Sharur laughed, too. “You are not altogether a man like other men, Burshagga. You are more honest than most. You see more clearly than most. You see farther than most.”

“I see a master merchant’s son who is flattering me,” Burshagga said. “But I also try to see what is. and what will be, not what I wish were so.”

“Here,” Sharur said, and waved to one of the beersellers. Buying a cup, Sharur handed it to Burshagga. “You see a master merchant’s son who is buying for you a cup of beer.”

“I see a master merchant’s son who shows a proper and pious respect for the priesthood.” A twinkle in his eye, Burshagga drank the cup dry. “Ahh! It is good.”

“Which is good?” Sharur asked. “The beer, or that a master merchant’s son shows a proper and pious respect for the priesthood?”

“Both those things are good,” Burshagga answered. He nodded to the beerseller. “Here, son of Ereshguna, I will buy you a cup of this beer, that you may learn for yourself whether it is good.” And he did.

Sharur drank. As Burshagga had said, the beer was good. He and the priest exchanged bows and compliments. Burshagga went off to see if he could figure out under which cup the fellow with the nimble fingers had concealed the chickpea. Smiling, Sharur saw that the fellow with the cups and the chickpea had concealed one thing from Burshagga: that the game was unlikely to be as straightforward as it seemed.

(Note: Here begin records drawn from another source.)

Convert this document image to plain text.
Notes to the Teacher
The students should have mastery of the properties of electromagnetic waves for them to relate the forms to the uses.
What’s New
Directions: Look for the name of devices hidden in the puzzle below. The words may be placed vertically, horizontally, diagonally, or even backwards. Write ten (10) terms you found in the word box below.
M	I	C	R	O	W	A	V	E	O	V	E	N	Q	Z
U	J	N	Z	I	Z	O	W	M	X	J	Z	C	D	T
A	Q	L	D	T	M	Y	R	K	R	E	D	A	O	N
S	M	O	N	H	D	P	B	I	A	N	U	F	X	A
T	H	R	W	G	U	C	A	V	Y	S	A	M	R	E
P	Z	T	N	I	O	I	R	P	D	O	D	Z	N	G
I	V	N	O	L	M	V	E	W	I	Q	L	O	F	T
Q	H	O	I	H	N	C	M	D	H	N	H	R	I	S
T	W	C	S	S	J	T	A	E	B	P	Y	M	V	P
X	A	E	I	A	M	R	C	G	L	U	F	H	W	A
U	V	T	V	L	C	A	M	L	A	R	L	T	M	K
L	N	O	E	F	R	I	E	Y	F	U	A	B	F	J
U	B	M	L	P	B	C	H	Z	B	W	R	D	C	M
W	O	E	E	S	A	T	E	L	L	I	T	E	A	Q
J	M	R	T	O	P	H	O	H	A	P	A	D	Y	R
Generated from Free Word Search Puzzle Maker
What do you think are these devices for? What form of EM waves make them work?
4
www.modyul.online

With a shrug, Sharur bought another cup of beer for himself. If Burshagga did not know the fellow with the chickpea could make it appear wherever it would give him the greatest profit, Sharur did not intend to enlighten him. Every craft had its own secrets. The priest would learn these secrets from experience, and would pay for the privilege of learning.

Ilakabkabu came out of the temple once more, and began fervently preaching against the frivolous entertainment. He drew a considerable crowd. People clapped and cheered as he flayed them for their light-mindedness. Thus inspired, he preached more ferociously than ever. He did not notice he, too, had become part of the entertainment.

Burshagga gave up trying to find the furtive flying chickpea after several moderately expensive lessons. He came over and watched Ilakabkabu instead. He said not a word, but his mere presence inspired the pious old priest to new and rancorous heights of rhetoric.

“He talks like a man on fire,” someone beside Sharur remarked. Sharur turned, and there stood Habbazu.

After staring, Sharur asked in a quiet voice, “Have you got it?”

The master thief looked offended that Sharur should doubt him. “Yes,” he answered. “Of course I have it.”